A quiet update to the App Store Guidelines by Apple now limits how developers can access and use user data, particularly as it applies to contacts data. Developers can no longer make databases from address book information gathered from users, selling and sharing that address book data with third-parties is also not allowed, and when requesting permissions for address book access, apps need to ensure they’re using the address book for specifically that purpose and nothing else, unless the app asks again for permission.
While there are minor changes coming to Apple’s Music app as part of iOS 12, Apple Music itself is seeing a number of changes today. A new “coming soon” section lists albums set to release within the next few weeks, the expected release date of an album is now displayed on any upcoming album, and on the Mac, iTunes now shows a slightly redesigned artist profile page that lets you shuffle all of their tracks.
DPReview points out improvements to the photo import process on an iPad Pro running iOS 12. The Photos import overlay now shows up as an overlay on top of whatever you’re already looking at, images that have been imported are automatically detected and moved to a separate section to reduce the chance of duplicates, and full-screen previews give you a better idea of the photos that you’re importing before you decide to import everything. Oh, and the entire import process seems to be much faster.
Native support for podcasts on the Apple Watch with watchOS 5 means reliable background playback. But if you’re firmly ensconced within a third-party podcast app like Pocket Casts, Overcast, or Castro, will they be able to do the same thing? The survey seems to point to mostly yes, with Pocket Casts saying that while downloading podcasts to the Apple Watch will be possible, streaming likely won’t be.
The good news is, notifications are good now in iOS 12. The Verge’s Dieter Bohn pointed out four aspects of notifications that Android does better, and with iOS 12, Apple now handles three out of four: “Notifications can be grouped, it’s easier to make them silently appear, and, most importantly, you can directly manage settings from the notification itself”. The only one not addressed seems to be the prioritisation of notifications, but we’ll let that one slide.
With no new hardware released at WWDC, it kind of means the rest of the year will be when Apple has to deliver hardware updates.
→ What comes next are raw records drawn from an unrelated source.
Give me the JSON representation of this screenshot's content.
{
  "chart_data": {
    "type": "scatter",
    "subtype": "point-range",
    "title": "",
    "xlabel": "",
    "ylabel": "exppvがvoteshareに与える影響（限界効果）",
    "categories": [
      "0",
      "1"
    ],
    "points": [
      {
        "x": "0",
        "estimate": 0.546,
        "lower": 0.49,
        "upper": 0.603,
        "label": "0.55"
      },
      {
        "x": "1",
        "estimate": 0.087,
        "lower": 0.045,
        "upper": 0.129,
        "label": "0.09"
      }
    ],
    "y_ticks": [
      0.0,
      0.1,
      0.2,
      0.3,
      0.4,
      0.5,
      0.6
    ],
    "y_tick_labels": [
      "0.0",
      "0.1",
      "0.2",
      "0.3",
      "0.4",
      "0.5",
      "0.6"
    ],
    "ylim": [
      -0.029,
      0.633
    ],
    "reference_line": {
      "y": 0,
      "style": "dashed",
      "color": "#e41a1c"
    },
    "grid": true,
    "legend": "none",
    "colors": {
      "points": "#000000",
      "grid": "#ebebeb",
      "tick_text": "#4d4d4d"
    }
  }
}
Cnet says spec bumps aren’t going to cut it, and that Mac hardware, in particular, needs to have some key issues addressed to win back the hearts and minds of Mac faithful.
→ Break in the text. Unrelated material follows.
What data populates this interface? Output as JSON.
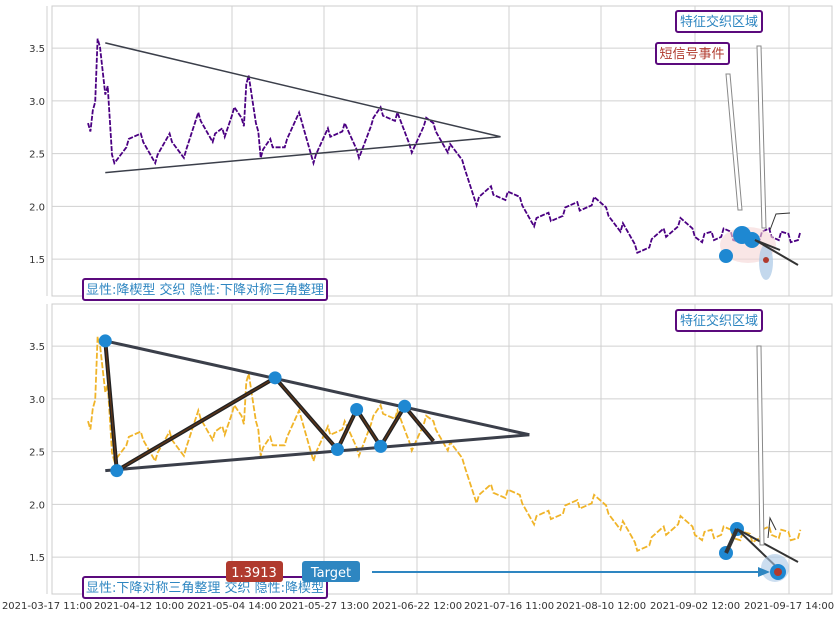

Over at MacStories, Federico Viticci breaks down Siri Shortcuts as the new and improved iOS automation. Building on the foundations of Workflow, Siri Shortcuts will bring a whole new aspect to voice-controlled automation, and while it’s still too early to comment how this will all pan out, what Apple showed off has a lot of potential, and that’s enough to get excited about.
A similar piece on how Siri Shortcuts will revolutionise iOS automation from David Sparks says of all the possible outcomes of Apple’s Workflow acquisition, this is definitely one of the best. It’s not just about being able to ask Siri for one of your custom shortcuts, it’s also about being to perform integrations with the system that were never possible before when Workflow was a third-party app.
Quartz tells us this morning that Apple has killed fun. The Apple of 2008 had a colourful lineup of iPods, and while I enjoy the modern/luxury look of many of Apple’s products today in sensible colour schemes, we need more fun. How about some fun new watch bands that aren’t just muted pastels?